1506 action = "ignore" if isinstance(obj.dtype, CategoricalDtype) else None
-> 1507 mapped = obj._map_values(
1508 mapper=curried, na_action=action, convert=self.convert_dtype
1509 )
1511 if len(mapped) and isinstance(mapped[0], ABCSeries):
1512 # GH#43986 Need to do list(mapped) in order to get treated as nested
1513 # See also GH#25959 regarding EA support
1514 return obj._constructor_expanddim(list(mapped), index=obj.index)
File c:\Program Files\Python313\Lib\site-packages\pandas\core\base.py:921, in IndexOpsMixin._map_values(self, mapper, na_action, convert)
918 if isinstance(arr, ExtensionArray):
919 return arr.map(mapper, na_action=na_action)
--> 921 return algorithms.map_array(arr, mapper, na_action=na_action, convert=convert)
File c:\Program Files\Python313\Lib\site-packages\pandas\core\algorithms.py:1743, in map_array(arr, mapper, na_action, convert)
1741 values = arr.astype(object, copy=False)
1742 if na_action is None:
-> 1743 return lib.map_infer(values, mapper, convert=convert)
1744 else:
1745 return lib.map_infer_mask(
1746 values, mapper, mask=isna(values).view(np.uint8), convert=convert
1747 )
File lib.pyx:2972, in pandas._libs.lib.map_infer()

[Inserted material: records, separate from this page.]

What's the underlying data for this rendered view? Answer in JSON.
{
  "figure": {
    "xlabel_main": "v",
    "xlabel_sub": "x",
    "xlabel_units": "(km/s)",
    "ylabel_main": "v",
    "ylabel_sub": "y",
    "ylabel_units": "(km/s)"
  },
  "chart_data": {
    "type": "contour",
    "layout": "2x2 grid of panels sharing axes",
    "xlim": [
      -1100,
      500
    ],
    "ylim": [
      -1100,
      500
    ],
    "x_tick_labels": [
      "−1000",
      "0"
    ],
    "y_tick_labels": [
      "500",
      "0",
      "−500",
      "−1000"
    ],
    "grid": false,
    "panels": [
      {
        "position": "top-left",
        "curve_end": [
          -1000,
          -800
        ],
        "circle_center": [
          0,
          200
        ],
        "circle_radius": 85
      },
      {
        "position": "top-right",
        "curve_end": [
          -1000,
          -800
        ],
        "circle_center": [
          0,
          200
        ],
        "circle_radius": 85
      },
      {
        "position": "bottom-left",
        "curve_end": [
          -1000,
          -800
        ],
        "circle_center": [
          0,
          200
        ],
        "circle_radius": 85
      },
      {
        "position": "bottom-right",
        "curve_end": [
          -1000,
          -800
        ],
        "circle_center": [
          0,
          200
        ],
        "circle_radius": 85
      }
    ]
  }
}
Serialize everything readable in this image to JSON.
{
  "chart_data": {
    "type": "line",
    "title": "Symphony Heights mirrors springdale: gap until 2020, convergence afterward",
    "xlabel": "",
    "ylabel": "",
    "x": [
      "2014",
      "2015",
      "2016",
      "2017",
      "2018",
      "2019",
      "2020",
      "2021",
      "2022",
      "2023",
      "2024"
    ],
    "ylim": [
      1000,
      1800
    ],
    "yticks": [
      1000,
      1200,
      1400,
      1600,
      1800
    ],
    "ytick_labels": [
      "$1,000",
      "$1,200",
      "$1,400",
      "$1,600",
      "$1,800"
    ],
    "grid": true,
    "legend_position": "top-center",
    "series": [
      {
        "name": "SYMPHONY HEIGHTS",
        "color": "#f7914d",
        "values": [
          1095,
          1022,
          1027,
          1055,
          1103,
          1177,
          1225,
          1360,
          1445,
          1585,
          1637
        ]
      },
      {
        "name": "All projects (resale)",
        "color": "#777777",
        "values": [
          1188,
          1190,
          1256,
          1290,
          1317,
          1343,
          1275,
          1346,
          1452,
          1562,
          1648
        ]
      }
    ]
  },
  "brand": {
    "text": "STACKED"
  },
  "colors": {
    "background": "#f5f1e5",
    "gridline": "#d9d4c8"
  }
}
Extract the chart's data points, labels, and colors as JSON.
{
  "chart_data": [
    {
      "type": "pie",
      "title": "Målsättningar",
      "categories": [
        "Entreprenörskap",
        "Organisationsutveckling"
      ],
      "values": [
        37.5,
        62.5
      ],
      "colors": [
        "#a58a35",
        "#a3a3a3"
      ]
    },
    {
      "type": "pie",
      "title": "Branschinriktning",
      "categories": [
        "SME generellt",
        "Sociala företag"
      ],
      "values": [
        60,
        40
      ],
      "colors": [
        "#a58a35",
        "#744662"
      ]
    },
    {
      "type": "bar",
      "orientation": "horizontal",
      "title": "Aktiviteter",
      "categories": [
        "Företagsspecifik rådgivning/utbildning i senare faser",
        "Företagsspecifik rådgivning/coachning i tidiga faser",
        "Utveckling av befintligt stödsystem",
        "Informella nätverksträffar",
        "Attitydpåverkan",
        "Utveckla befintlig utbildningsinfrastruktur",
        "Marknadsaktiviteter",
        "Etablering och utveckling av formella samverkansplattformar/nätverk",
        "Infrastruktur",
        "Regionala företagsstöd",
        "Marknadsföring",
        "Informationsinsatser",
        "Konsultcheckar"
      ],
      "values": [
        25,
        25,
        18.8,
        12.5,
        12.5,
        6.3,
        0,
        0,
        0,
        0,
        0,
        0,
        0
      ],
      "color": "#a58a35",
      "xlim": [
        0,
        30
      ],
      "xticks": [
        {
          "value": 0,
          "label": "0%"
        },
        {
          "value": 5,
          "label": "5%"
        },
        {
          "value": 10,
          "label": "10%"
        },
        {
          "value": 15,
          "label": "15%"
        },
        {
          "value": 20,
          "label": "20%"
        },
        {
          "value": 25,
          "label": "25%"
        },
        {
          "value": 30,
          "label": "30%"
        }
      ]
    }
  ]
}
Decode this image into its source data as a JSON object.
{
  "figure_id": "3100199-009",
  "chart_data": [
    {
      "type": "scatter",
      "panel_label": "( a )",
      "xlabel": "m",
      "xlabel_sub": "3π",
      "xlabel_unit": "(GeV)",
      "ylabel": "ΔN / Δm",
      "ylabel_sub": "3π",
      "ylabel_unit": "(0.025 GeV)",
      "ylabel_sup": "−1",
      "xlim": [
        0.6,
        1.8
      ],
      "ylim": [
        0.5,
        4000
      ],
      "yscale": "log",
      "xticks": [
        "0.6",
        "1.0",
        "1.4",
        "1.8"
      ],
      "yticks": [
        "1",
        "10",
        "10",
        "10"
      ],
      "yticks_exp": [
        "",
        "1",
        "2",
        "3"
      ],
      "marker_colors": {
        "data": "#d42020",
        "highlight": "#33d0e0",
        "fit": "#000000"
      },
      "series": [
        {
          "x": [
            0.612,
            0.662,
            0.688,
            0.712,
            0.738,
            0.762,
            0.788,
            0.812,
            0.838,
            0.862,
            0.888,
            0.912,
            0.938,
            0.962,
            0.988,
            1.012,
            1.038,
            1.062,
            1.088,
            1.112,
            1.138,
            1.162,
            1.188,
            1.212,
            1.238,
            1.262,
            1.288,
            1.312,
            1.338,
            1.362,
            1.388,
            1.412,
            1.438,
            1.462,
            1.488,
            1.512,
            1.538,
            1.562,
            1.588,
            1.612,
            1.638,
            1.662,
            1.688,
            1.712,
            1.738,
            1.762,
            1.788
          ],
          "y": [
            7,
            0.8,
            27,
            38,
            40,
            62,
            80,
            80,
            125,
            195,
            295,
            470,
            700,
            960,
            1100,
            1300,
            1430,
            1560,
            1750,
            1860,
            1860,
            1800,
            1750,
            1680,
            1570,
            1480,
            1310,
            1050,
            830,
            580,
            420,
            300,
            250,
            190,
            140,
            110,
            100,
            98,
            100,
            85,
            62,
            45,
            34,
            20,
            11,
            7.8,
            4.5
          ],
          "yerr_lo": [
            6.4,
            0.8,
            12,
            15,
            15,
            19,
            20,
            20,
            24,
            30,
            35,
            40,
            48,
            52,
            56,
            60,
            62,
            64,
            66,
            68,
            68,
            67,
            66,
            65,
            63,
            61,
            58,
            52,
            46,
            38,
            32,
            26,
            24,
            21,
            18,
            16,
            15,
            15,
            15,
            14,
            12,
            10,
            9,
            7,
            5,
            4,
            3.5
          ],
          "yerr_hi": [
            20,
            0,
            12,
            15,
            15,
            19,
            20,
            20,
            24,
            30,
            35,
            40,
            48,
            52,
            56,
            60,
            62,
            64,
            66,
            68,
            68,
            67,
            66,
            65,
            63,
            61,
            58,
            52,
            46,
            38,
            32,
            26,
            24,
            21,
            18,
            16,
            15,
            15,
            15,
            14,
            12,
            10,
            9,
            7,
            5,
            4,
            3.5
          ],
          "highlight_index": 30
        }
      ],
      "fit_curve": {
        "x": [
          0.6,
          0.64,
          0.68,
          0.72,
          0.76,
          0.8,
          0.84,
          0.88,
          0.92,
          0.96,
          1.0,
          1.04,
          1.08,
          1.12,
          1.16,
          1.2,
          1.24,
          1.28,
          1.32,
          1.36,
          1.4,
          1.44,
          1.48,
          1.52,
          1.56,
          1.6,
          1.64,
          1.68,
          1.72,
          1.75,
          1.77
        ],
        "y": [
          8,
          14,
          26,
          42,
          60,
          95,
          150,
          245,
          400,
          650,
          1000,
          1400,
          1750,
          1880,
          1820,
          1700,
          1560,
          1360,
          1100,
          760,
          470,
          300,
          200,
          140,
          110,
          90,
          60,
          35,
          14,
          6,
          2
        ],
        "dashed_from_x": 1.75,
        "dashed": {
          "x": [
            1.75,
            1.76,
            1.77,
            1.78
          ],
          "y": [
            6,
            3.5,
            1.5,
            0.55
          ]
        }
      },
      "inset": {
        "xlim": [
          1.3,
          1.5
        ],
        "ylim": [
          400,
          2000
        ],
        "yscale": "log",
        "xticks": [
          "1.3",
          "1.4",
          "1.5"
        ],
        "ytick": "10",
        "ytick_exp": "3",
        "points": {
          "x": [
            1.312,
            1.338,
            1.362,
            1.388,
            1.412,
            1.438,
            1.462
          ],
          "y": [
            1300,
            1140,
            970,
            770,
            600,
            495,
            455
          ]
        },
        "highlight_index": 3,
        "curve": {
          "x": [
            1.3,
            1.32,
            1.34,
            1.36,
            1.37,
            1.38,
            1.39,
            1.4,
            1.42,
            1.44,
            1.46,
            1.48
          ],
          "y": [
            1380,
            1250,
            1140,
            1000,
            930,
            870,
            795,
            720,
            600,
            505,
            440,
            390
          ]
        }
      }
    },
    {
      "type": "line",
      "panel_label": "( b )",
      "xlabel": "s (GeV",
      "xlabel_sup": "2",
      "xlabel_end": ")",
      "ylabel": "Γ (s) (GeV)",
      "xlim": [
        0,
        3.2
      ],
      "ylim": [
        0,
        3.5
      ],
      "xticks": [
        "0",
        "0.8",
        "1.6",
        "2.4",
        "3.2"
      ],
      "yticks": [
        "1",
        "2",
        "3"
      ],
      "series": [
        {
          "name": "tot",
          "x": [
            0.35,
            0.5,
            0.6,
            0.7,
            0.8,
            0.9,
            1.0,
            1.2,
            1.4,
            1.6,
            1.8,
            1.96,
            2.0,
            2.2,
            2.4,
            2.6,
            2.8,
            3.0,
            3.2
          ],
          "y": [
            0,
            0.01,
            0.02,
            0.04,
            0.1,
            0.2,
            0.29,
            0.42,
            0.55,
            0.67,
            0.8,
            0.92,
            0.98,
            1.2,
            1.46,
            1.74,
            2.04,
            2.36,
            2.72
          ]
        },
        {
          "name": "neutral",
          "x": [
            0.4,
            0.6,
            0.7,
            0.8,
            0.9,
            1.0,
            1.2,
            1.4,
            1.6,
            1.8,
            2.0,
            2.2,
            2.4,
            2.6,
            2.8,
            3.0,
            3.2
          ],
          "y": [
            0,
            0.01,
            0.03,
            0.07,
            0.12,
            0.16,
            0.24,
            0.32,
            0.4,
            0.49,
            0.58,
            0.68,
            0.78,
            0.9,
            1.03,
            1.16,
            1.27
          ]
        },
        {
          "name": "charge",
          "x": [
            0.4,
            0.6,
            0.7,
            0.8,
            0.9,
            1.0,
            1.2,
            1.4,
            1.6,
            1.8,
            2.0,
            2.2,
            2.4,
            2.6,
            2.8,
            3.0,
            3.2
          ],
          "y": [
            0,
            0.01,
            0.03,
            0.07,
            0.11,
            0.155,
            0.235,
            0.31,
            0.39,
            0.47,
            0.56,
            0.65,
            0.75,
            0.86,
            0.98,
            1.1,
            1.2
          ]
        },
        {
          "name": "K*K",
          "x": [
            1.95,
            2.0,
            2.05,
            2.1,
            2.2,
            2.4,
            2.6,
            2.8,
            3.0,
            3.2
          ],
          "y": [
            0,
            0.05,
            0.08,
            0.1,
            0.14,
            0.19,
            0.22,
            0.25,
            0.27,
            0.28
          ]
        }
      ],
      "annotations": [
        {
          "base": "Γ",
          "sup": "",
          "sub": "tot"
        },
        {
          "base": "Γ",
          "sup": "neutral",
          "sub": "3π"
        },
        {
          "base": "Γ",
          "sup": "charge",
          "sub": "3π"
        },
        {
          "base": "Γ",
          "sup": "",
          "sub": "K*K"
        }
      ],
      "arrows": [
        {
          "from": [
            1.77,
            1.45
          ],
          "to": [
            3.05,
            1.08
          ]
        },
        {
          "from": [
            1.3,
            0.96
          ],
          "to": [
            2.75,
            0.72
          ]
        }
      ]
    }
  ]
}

ValueError: invalid literal for int() with base 10: 'Rata-rata Harlan'
If I don't transpose transjakarta_data
and try to apply(int)
it shows error like this:
pd.read_excel("https://github.com/lokalhangatt/stackoverlow/raw/refs/heads/main/dataviz_day13/TJ_Agustus_2020.xlsx",
index_col=0).reset_index().index.apply(int)
Error:
---------------------------------------------------------------------------
AttributeError Traceback (most recent call last)
Cell In[255], line 1
----> 1 pd.read_excel("https://github.com/lokalhangatt/stackoverlow/raw/refs/heads/main/dataviz_day13/TJ_Agustus_2020.xlsx", index_col=0).reset_index().index.apply(int)
AttributeError: 'RangeIndex' object has no attribute 'apply'
How can I solve this?
Just checked the data myself, it seems that you might be trying to convert the index column 'index' rathen than the index itself into a new column called korridor. Transposing and resetting index also leads to the creation of a new column with {Rata-rata Harlan, rata-rata Weekdata, Rata-rata Weekend}, which further complicates the process. In case you would like the data to be aligned by the 'Koridor' in 13 rows as there are Koridors, I am attaching the code:
import pandas as pd
import geopandas as gpd
transjakarta_lines = gpd.read_file('https://raw.githubusercontent.com/lokalhangatt/stackoverlow/refs/heads/main/dataviz_day13/transjakarta_lines.geojson')
transjakarta_data = pd.read_excel("https://github.com/lokalhangatt/stackoverlow/raw/refs/heads/main/dataviz_day13/TJ_Agustus_2020.xlsx", index_col=0).reset_index() #no transposing required in this case
transjakarta = pd.merge(transjakarta_lines, transjakarta_data, on = 'koridor') #after resetting index both dataframes now have a mathcing columns, hence can be merged on it
transjakarta
Please do correct me in case I got the wrong idea of the intent of the code.